Even amid the recent uptick, the share of disabled workers has still seen a long-term decline
article by ANNA LOUIE SUSSMAN, for The Wall Street Journal | June 22, 2016
A new report from the Labor Department suggests the answer could be “yes.” For working-age persons with disabilities, rates of employment and labor-force participation increased between 2014 and 2015, following steady declines in both measures in the period following the recession, through roughly the end of 2014. (The report’s figures are not adjusted for seasonality.)

For example, men aged 16-64 with a disability saw their employment-to-population ratio, or the share of the overall population that is employed, fall from an average of 31.7% in 2009 to 28.1% in 2014. In May it hit 32%, up sharply from 30.1% in May 2015. For their non-disabled peers, the same measure hit bottom in 2010 and has risen each year since.

In one sense, the sluggish recovery of persons with disabilities so long after the recession ended reflects similar experiences among other workers on the fringes of the labor market. Workers who are 25 years and older and have less than a high school diploma, for instance, saw their labor-force participation start rising again only in 2015.
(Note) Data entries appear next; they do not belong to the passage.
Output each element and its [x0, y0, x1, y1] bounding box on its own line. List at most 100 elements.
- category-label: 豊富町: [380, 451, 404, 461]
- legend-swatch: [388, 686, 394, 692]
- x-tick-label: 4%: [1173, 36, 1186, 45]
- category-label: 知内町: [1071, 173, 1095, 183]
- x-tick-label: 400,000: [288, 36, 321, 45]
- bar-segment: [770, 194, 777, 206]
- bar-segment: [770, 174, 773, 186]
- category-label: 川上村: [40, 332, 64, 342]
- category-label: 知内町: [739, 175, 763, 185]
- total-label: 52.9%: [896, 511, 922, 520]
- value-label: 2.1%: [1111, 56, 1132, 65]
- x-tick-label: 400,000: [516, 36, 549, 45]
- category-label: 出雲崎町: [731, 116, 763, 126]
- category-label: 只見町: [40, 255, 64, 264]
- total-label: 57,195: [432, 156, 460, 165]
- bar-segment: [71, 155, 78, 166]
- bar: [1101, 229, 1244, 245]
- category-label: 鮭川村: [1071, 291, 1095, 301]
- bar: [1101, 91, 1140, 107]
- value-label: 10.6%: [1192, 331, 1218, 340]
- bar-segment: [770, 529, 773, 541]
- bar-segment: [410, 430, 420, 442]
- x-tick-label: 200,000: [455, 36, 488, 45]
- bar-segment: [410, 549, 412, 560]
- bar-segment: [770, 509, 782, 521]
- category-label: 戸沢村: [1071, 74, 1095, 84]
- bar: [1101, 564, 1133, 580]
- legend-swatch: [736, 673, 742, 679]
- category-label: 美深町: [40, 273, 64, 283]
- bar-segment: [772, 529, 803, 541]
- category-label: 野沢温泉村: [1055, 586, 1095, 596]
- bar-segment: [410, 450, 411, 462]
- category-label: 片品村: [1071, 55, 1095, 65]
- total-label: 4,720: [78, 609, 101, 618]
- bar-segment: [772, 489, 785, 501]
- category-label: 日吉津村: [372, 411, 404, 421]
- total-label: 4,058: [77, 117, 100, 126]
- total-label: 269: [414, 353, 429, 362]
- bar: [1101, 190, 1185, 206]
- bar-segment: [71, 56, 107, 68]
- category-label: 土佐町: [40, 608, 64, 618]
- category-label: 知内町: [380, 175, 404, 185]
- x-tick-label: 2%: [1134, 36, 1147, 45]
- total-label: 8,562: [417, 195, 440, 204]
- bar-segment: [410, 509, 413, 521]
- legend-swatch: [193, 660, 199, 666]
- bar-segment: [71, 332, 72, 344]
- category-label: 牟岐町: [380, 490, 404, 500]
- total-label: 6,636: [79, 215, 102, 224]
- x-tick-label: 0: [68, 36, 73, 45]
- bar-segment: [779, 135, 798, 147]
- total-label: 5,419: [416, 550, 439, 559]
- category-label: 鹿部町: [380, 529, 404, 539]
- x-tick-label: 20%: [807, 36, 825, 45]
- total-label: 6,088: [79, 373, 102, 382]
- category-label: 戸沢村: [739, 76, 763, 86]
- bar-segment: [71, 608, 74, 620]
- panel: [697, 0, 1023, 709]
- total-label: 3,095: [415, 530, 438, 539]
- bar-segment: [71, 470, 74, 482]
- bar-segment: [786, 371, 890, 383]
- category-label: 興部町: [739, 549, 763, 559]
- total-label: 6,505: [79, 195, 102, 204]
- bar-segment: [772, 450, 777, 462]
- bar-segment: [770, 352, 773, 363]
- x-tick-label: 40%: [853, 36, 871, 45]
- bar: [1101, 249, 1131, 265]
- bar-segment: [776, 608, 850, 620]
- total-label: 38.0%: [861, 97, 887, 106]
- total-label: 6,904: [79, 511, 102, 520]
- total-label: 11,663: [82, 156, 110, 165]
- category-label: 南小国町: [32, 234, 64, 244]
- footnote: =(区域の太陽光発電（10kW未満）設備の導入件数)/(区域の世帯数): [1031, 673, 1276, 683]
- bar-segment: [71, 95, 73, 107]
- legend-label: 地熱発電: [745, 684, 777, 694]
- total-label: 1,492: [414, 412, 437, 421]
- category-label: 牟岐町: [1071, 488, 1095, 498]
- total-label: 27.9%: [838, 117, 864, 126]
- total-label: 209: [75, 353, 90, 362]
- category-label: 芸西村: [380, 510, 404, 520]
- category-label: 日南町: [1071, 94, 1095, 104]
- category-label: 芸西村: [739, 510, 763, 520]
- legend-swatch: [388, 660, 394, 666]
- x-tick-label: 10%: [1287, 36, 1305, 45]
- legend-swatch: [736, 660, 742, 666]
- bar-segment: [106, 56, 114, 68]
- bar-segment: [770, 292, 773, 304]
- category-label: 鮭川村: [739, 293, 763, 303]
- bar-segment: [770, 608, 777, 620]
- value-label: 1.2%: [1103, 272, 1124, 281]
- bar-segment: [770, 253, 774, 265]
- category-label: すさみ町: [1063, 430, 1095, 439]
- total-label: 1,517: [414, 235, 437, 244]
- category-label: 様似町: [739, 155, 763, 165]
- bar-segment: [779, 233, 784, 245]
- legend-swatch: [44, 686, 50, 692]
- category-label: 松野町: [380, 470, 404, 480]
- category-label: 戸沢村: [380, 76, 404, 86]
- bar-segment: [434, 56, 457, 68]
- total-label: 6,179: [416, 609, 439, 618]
But the upturn in 2015 follows a longer-term trend of falling employment and labor-force participation among people with disabilities, said Richard Burkhauser, an economist at Cornell University and the University of Texas at Austin. A separate 2015 report from the nonpartisan think tank the American Institutes for Research found that labor force participation and employment rates among people with disabilities have steadily fallen since 2001, from 25% to less than 17% among workers aged 21-65. Mr. Burkhauser attributes that decline to a “tremendous increase” in the share of workers with disabilities who receive disability insurance, which rose to 9 million people as of 2014, up from 5.3 million people in 2001. That discourages them from working, he said, with people using the disability insurance program as “a long-term unemployment program.”

Even if 2015 marks the beginning of a turnaround, persons with a disability still work at rates vastly lower than their non-disabled counterparts, who are about 3.7 times more likely to be employed, the new Labor Department report said. In 2015, 17.5% of persons with a disability 16 and over were employed, while 65% of the non-disabled population was employed. However, the population with disabilities is generally an older group, with nearly half –47%– aged 65 or over, three times the rate of those without disabilities. And they are less likely to have completed a bachelor’s degree or higher.

Disability experts caution that the employment experiences differ widely depending on the type of disability. For example, people with cognitive disabilities were employed at less than half the rate of those with vision or hearing disabilities. AIR researcher Michelle Yin, who co-authored the 2015 report, said that policies intended to facilitate hiring disabled workers needed to factor in their broad range of needs and experiences.

“In an uncertain job market, policies that do not address the needs and opportunities of people with specific types of disabilities will not be sustainable, as these individuals weigh guaranteed benefits against an uncertain future,” she said.